Run npm audit (or the equivalent for your package manager) and address critical and high severity vulnerabilities before deploying. Outdated dependencies with known CVEs are a common attack vector. Configure automated dependency updates with Dependabot or Renovate.

18. Are error messages safe for production?

Development error messages often include stack traces, database query details, or internal file paths that help attackers understand your system. Verify that production error responses return generic error messages to users and log the details server-side only.

19. Is sensitive data excluded from logs?

Audit what your application logs. Passwords, payment card numbers, tokens, and personally identifiable information should never appear in log output. If your logging includes request/response bodies (useful for debugging), ensure those logs are scrubbed before production.

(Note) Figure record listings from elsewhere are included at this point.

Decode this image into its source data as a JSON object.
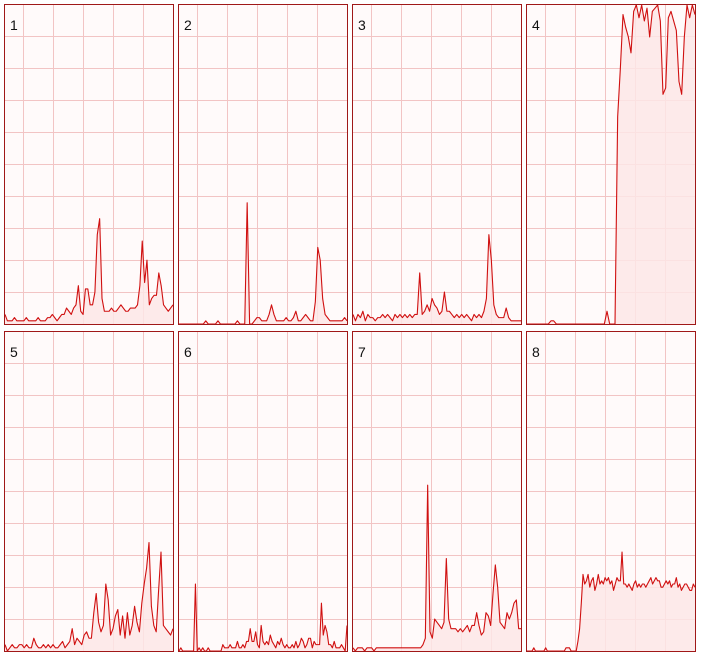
{
  "colors": {
    "line": "#d01010",
    "fill": "#fde6e6",
    "grid": "#f2c4c4",
    "border": "#a01818",
    "background": "#fffafa"
  },
  "chart_data": [
    {
      "type": "area",
      "label": "1",
      "ylim": [
        0,
        100
      ],
      "grid": true,
      "values": [
        3,
        1,
        1,
        1,
        2,
        1,
        1,
        1,
        1,
        2,
        1,
        1,
        1,
        1,
        2,
        1,
        1,
        1,
        2,
        2,
        3,
        2,
        1,
        2,
        3,
        3,
        5,
        4,
        3,
        5,
        6,
        12,
        4,
        3,
        11,
        11,
        6,
        6,
        10,
        28,
        33,
        8,
        4,
        4,
        4,
        5,
        4,
        4,
        5,
        6,
        5,
        4,
        4,
        5,
        5,
        5,
        6,
        12,
        26,
        13,
        20,
        6,
        8,
        9,
        9,
        16,
        12,
        6,
        5,
        4,
        5,
        6
      ]
    },
    {
      "type": "area",
      "label": "2",
      "ylim": [
        0,
        100
      ],
      "grid": true,
      "values": [
        0,
        0,
        0,
        0,
        0,
        0,
        0,
        0,
        0,
        0,
        0,
        1,
        0,
        0,
        0,
        0,
        1,
        0,
        0,
        0,
        0,
        0,
        0,
        0,
        1,
        0,
        0,
        0,
        38,
        0,
        0,
        1,
        2,
        2,
        1,
        1,
        1,
        3,
        6,
        3,
        1,
        1,
        1,
        1,
        2,
        1,
        1,
        2,
        4,
        1,
        1,
        2,
        3,
        2,
        1,
        1,
        7,
        24,
        20,
        8,
        3,
        2,
        1,
        1,
        1,
        1,
        1,
        1,
        2,
        1
      ]
    },
    {
      "type": "area",
      "label": "3",
      "ylim": [
        0,
        100
      ],
      "grid": true,
      "values": [
        3,
        1,
        3,
        2,
        4,
        1,
        3,
        2,
        2,
        1,
        2,
        2,
        3,
        2,
        3,
        2,
        1,
        3,
        2,
        3,
        2,
        3,
        2,
        3,
        2,
        3,
        3,
        16,
        3,
        4,
        6,
        4,
        8,
        6,
        5,
        3,
        4,
        10,
        4,
        4,
        3,
        2,
        3,
        2,
        3,
        2,
        3,
        2,
        1,
        3,
        2,
        3,
        2,
        4,
        8,
        28,
        20,
        6,
        3,
        2,
        2,
        2,
        5,
        2,
        1,
        1,
        1,
        1,
        1
      ]
    },
    {
      "type": "area",
      "label": "4",
      "ylim": [
        0,
        100
      ],
      "grid": true,
      "values": [
        0,
        0,
        0,
        0,
        0,
        0,
        0,
        0,
        0,
        1,
        1,
        0,
        0,
        0,
        0,
        0,
        0,
        0,
        0,
        0,
        0,
        0,
        0,
        0,
        0,
        0,
        0,
        0,
        0,
        0,
        4,
        0,
        0,
        0,
        65,
        80,
        97,
        93,
        90,
        85,
        98,
        100,
        96,
        100,
        95,
        99,
        90,
        98,
        99,
        100,
        95,
        72,
        74,
        96,
        98,
        95,
        92,
        76,
        72,
        90,
        100,
        96,
        100,
        97
      ]
    },
    {
      "type": "area",
      "label": "5",
      "ylim": [
        0,
        100
      ],
      "grid": true,
      "values": [
        2,
        0,
        1,
        2,
        1,
        1,
        2,
        2,
        1,
        2,
        1,
        1,
        4,
        2,
        1,
        1,
        2,
        1,
        2,
        1,
        2,
        1,
        1,
        2,
        3,
        1,
        2,
        3,
        7,
        2,
        4,
        3,
        2,
        5,
        6,
        4,
        4,
        12,
        18,
        9,
        6,
        8,
        21,
        16,
        5,
        7,
        11,
        13,
        5,
        11,
        4,
        12,
        5,
        8,
        14,
        9,
        6,
        15,
        21,
        26,
        34,
        14,
        8,
        6,
        19,
        31,
        8,
        7,
        6,
        5,
        7
      ]
    },
    {
      "type": "area",
      "label": "6",
      "ylim": [
        0,
        100
      ],
      "grid": true,
      "values": [
        0,
        1,
        0,
        0,
        0,
        0,
        0,
        0,
        0,
        21,
        0,
        1,
        0,
        1,
        0,
        0,
        1,
        0,
        0,
        0,
        0,
        0,
        0,
        0,
        2,
        1,
        1,
        1,
        2,
        1,
        1,
        1,
        3,
        1,
        1,
        2,
        1,
        3,
        3,
        7,
        3,
        3,
        6,
        2,
        1,
        8,
        3,
        2,
        3,
        2,
        5,
        3,
        2,
        1,
        3,
        2,
        4,
        2,
        1,
        2,
        1,
        1,
        2,
        1,
        3,
        1,
        2,
        4,
        3,
        1,
        2,
        4,
        4,
        1,
        3,
        2,
        2,
        2,
        15,
        5,
        8,
        6,
        2,
        2,
        1,
        3,
        1,
        1,
        1,
        2,
        1,
        0,
        8
      ]
    },
    {
      "type": "area",
      "label": "7",
      "ylim": [
        0,
        100
      ],
      "grid": true,
      "values": [
        1,
        0,
        1,
        1,
        1,
        0,
        1,
        1,
        1,
        0,
        1,
        1,
        1,
        1,
        1,
        1,
        1,
        1,
        1,
        1,
        1,
        1,
        1,
        1,
        1,
        1,
        1,
        1,
        1,
        1,
        2,
        4,
        52,
        6,
        4,
        10,
        9,
        8,
        7,
        9,
        29,
        10,
        7,
        7,
        7,
        6,
        7,
        6,
        7,
        8,
        6,
        8,
        8,
        12,
        8,
        5,
        6,
        12,
        11,
        8,
        18,
        27,
        20,
        9,
        8,
        7,
        12,
        10,
        12,
        15,
        16,
        7,
        7
      ]
    },
    {
      "type": "area",
      "label": "8",
      "ylim": [
        0,
        100
      ],
      "grid": true,
      "values": [
        0,
        0,
        0,
        0,
        1,
        0,
        0,
        0,
        0,
        0,
        0,
        1,
        0,
        0,
        0,
        0,
        0,
        0,
        0,
        0,
        0,
        0,
        0,
        1,
        1,
        1,
        0,
        0,
        0,
        0,
        3,
        7,
        15,
        24,
        21,
        22,
        24,
        20,
        22,
        23,
        19,
        21,
        24,
        21,
        22,
        21,
        23,
        22,
        23,
        21,
        22,
        19,
        21,
        23,
        22,
        22,
        31,
        21,
        21,
        20,
        21,
        20,
        19,
        21,
        22,
        20,
        21,
        20,
        21,
        21,
        20,
        21,
        22,
        23,
        21,
        22,
        23,
        22,
        22,
        20,
        20,
        21,
        22,
        21,
        22,
        20,
        21,
        21,
        23,
        20,
        21,
        19,
        20,
        21,
        21,
        20,
        19,
        19,
        21,
        20
      ]
    }
  ]
}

20. Is the attack surface minimized?

Disable or remove anything that isn't needed in production: debug endpoints, admin interfaces accessible from the public internet, unused API routes, test accounts, verbose error pages, and directory listing on your web server. Each unnecessary feature is a potential attack vector.

Running the Checklist

The 20 items above can be worked through in two to four hours before any production deployment. Most of them are one-time configurations that you verify rather than re-implement.

Build the checklist into your deployment process: either as a formal pre-deployment gate, a PR template checklist, or an automated security scan in your CI/CD pipeline. The tools that automate much of this (secret scanning, dependency auditing, security header checks) can run in under five minutes.

The cost of a security incident — in engineering time, customer trust, and potential liability — vastly exceeds the cost of the checklist. Run it every time.